「………」
「………」
……。
「うおおぉお!?何じゃこりゃっ!!!」
そりゃこっちのセリフだよ!!
「……可愛い趣味だね」
キティちゃん好きな男の人もいるし、ね。
「ちげーよ!これはこないだ遊んだ女の……いや、まぁとにかく俺のじゃねえ!!」
「いいよ、別に恥ずかしがらなくても」
「お前何ニヤニヤしてんだ、シメられてえか」
込み上げる笑いを抑える私に、少し赤くなりながら緑が凄んでくる。
でも、全然怖くなかった。
「ったく、チョーシ狂うな。
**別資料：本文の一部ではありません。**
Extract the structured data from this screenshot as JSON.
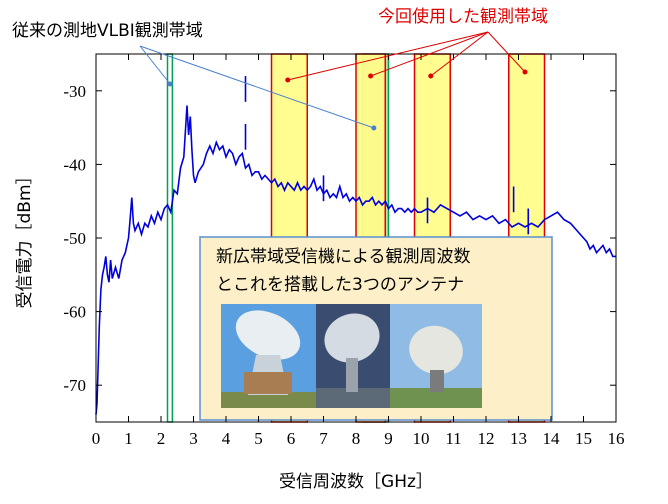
{
  "chart_data": {
    "type": "line",
    "xlabel": "受信周波数［GHz］",
    "ylabel": "受信電力［dBm］",
    "xlim": [
      0,
      16
    ],
    "ylim": [
      -75,
      -25
    ],
    "xticks": [
      0,
      1,
      2,
      3,
      4,
      5,
      6,
      7,
      8,
      9,
      10,
      11,
      12,
      13,
      14,
      15,
      16
    ],
    "yticks": [
      -30,
      -40,
      -50,
      -60,
      -70
    ],
    "grid": false,
    "series": [
      {
        "name": "",
        "color": "#0000dd",
        "points": [
          [
            0.0,
            -74.0
          ],
          [
            0.03,
            -72.5
          ],
          [
            0.06,
            -68.0
          ],
          [
            0.1,
            -62.0
          ],
          [
            0.15,
            -57.0
          ],
          [
            0.2,
            -55.0
          ],
          [
            0.25,
            -54.0
          ],
          [
            0.3,
            -52.5
          ],
          [
            0.35,
            -55.0
          ],
          [
            0.4,
            -56.0
          ],
          [
            0.45,
            -53.0
          ],
          [
            0.5,
            -55.5
          ],
          [
            0.6,
            -54.0
          ],
          [
            0.7,
            -55.5
          ],
          [
            0.8,
            -53.0
          ],
          [
            0.9,
            -52.0
          ],
          [
            1.0,
            -50.0
          ],
          [
            1.05,
            -47.5
          ],
          [
            1.1,
            -44.5
          ],
          [
            1.15,
            -48.0
          ],
          [
            1.2,
            -49.0
          ],
          [
            1.3,
            -48.0
          ],
          [
            1.4,
            -49.5
          ],
          [
            1.5,
            -48.0
          ],
          [
            1.6,
            -48.5
          ],
          [
            1.7,
            -47.0
          ],
          [
            1.8,
            -48.0
          ],
          [
            1.9,
            -46.5
          ],
          [
            2.0,
            -47.5
          ],
          [
            2.1,
            -46.0
          ],
          [
            2.2,
            -45.5
          ],
          [
            2.3,
            -46.5
          ],
          [
            2.4,
            -43.5
          ],
          [
            2.5,
            -44.0
          ],
          [
            2.6,
            -40.5
          ],
          [
            2.7,
            -39.0
          ],
          [
            2.75,
            -35.5
          ],
          [
            2.8,
            -32.0
          ],
          [
            2.85,
            -36.0
          ],
          [
            2.9,
            -33.5
          ],
          [
            2.95,
            -38.0
          ],
          [
            3.0,
            -41.5
          ],
          [
            3.05,
            -42.5
          ],
          [
            3.15,
            -41.0
          ],
          [
            3.3,
            -40.0
          ],
          [
            3.4,
            -38.5
          ],
          [
            3.5,
            -37.5
          ],
          [
            3.6,
            -38.5
          ],
          [
            3.7,
            -37.0
          ],
          [
            3.8,
            -38.0
          ],
          [
            3.9,
            -37.5
          ],
          [
            4.0,
            -39.0
          ],
          [
            4.1,
            -38.0
          ],
          [
            4.2,
            -38.5
          ],
          [
            4.3,
            -40.0
          ],
          [
            4.4,
            -39.0
          ],
          [
            4.5,
            -38.5
          ],
          [
            4.6,
            -40.5
          ],
          [
            4.7,
            -40.0
          ],
          [
            4.8,
            -41.5
          ],
          [
            4.9,
            -41.0
          ],
          [
            5.0,
            -41.0
          ],
          [
            5.1,
            -42.0
          ],
          [
            5.2,
            -41.5
          ],
          [
            5.3,
            -42.0
          ],
          [
            5.4,
            -42.5
          ],
          [
            5.5,
            -42.0
          ],
          [
            5.6,
            -43.0
          ],
          [
            5.7,
            -42.5
          ],
          [
            5.8,
            -43.5
          ],
          [
            5.9,
            -42.5
          ],
          [
            6.0,
            -43.0
          ],
          [
            6.1,
            -43.5
          ],
          [
            6.2,
            -42.5
          ],
          [
            6.3,
            -43.5
          ],
          [
            6.4,
            -43.0
          ],
          [
            6.5,
            -43.5
          ],
          [
            6.6,
            -43.0
          ],
          [
            6.7,
            -42.0
          ],
          [
            6.8,
            -43.5
          ],
          [
            6.9,
            -43.0
          ],
          [
            7.0,
            -44.0
          ],
          [
            7.1,
            -43.5
          ],
          [
            7.2,
            -44.5
          ],
          [
            7.3,
            -44.0
          ],
          [
            7.4,
            -44.5
          ],
          [
            7.5,
            -43.0
          ],
          [
            7.6,
            -44.5
          ],
          [
            7.7,
            -44.0
          ],
          [
            7.8,
            -45.0
          ],
          [
            7.9,
            -44.5
          ],
          [
            8.0,
            -45.0
          ],
          [
            8.1,
            -44.5
          ],
          [
            8.2,
            -45.5
          ],
          [
            8.3,
            -45.0
          ],
          [
            8.4,
            -45.0
          ],
          [
            8.5,
            -44.5
          ],
          [
            8.6,
            -45.5
          ],
          [
            8.7,
            -45.0
          ],
          [
            8.8,
            -45.5
          ],
          [
            8.9,
            -45.0
          ],
          [
            9.0,
            -46.0
          ],
          [
            9.1,
            -45.5
          ],
          [
            9.2,
            -46.5
          ],
          [
            9.3,
            -46.0
          ],
          [
            9.4,
            -46.0
          ],
          [
            9.5,
            -46.5
          ],
          [
            9.6,
            -46.0
          ],
          [
            9.7,
            -46.5
          ],
          [
            9.8,
            -46.0
          ],
          [
            9.9,
            -46.5
          ],
          [
            10.0,
            -46.5
          ],
          [
            10.2,
            -46.0
          ],
          [
            10.4,
            -46.5
          ],
          [
            10.6,
            -45.5
          ],
          [
            10.8,
            -46.0
          ],
          [
            11.0,
            -46.5
          ],
          [
            11.2,
            -47.0
          ],
          [
            11.4,
            -46.5
          ],
          [
            11.6,
            -47.5
          ],
          [
            11.8,
            -47.0
          ],
          [
            12.0,
            -47.5
          ],
          [
            12.2,
            -47.0
          ],
          [
            12.4,
            -48.0
          ],
          [
            12.6,
            -47.5
          ],
          [
            12.8,
            -48.5
          ],
          [
            13.0,
            -48.0
          ],
          [
            13.2,
            -48.5
          ],
          [
            13.4,
            -48.0
          ],
          [
            13.6,
            -48.5
          ],
          [
            13.8,
            -47.5
          ],
          [
            14.0,
            -47.0
          ],
          [
            14.2,
            -46.5
          ],
          [
            14.4,
            -47.5
          ],
          [
            14.6,
            -48.0
          ],
          [
            14.8,
            -49.0
          ],
          [
            15.0,
            -50.0
          ],
          [
            15.1,
            -50.5
          ],
          [
            15.2,
            -51.5
          ],
          [
            15.3,
            -51.0
          ],
          [
            15.4,
            -52.0
          ],
          [
            15.5,
            -51.5
          ],
          [
            15.6,
            -51.0
          ],
          [
            15.7,
            -52.0
          ],
          [
            15.8,
            -51.5
          ],
          [
            15.9,
            -52.5
          ],
          [
            16.0,
            -52.5
          ]
        ]
      }
    ],
    "spikes": [
      [
        4.6,
        -28.0
      ],
      [
        4.6,
        -34.5
      ],
      [
        7.0,
        -41.5
      ],
      [
        10.2,
        -44.5
      ],
      [
        12.85,
        -43.0
      ],
      [
        13.3,
        -46.0
      ]
    ],
    "bands": [
      {
        "label": "従来の測地VLBI観測帯域",
        "x": [
          2.2,
          2.35
        ],
        "fill": "#ffffff",
        "stroke": "#00a050",
        "kind": "conventional"
      },
      {
        "label": "従来の測地VLBI観測帯域",
        "x": [
          8.2,
          9.0
        ],
        "fill": "#c8d8a0",
        "stroke": "#00a050",
        "kind": "conventional"
      },
      {
        "label": "今回使用した観測帯域",
        "x": [
          5.4,
          6.5
        ],
        "fill": "#fffc8a",
        "stroke": "#e00000",
        "kind": "used"
      },
      {
        "label": "今回使用した観測帯域",
        "x": [
          8.0,
          8.9
        ],
        "fill": "#fffc8a",
        "stroke": "#e00000",
        "kind": "used"
      },
      {
        "label": "今回使用した観測帯域",
        "x": [
          9.8,
          10.9
        ],
        "fill": "#fffc8a",
        "stroke": "#e00000",
        "kind": "used"
      },
      {
        "label": "今回使用した観測帯域",
        "x": [
          12.7,
          13.8
        ],
        "fill": "#fffc8a",
        "stroke": "#e00000",
        "kind": "used"
      }
    ],
    "annotations": {
      "conventional": "従来の測地VLBI観測帯域",
      "used": "今回使用した観測帯域"
    },
    "caption": {
      "line1": "新広帯域受信機による観測周波数",
      "line2": "とこれを搭載した3つのアンテナ"
    },
    "photos": [
      "large-dish-antenna",
      "small-dish-antenna-sky",
      "small-dish-antenna-ground"
    ]
  }
}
……泣きやんでくれたからいいけどよ」
はぁっと一つため息をついて、緑はまた新しいタバコに火をつけた。さっきのタバコの吸殻が彼の足元に転がっている。
そうだ……いつの間にか、涙は止まっていた。
私、笑ってた。ほんのちょっとだけ、温かい気持ちになれた。
「お前、名前は?」
ゆっくり煙を吐き出して、緑が私に視線を向ける。
その顔は今までと違って、真面目だった。
「……教えない」
「あぁ?」
途端に顔をしかめる緑。
そ、そんな顔されると怖いんですが……。
「教えねえとストーカーしちゃうよ~、俺の仲間連れて」
…………。
絶対やだ。
この人の仲間なんて、確実に同じような雰囲気の人たちだよね。
そんな連中に、ぞろぞろ囲まれる自分を想像してみた。
「……花鳥もも」
結局脅迫まがいの緑の発言に負けて、教えてしまった。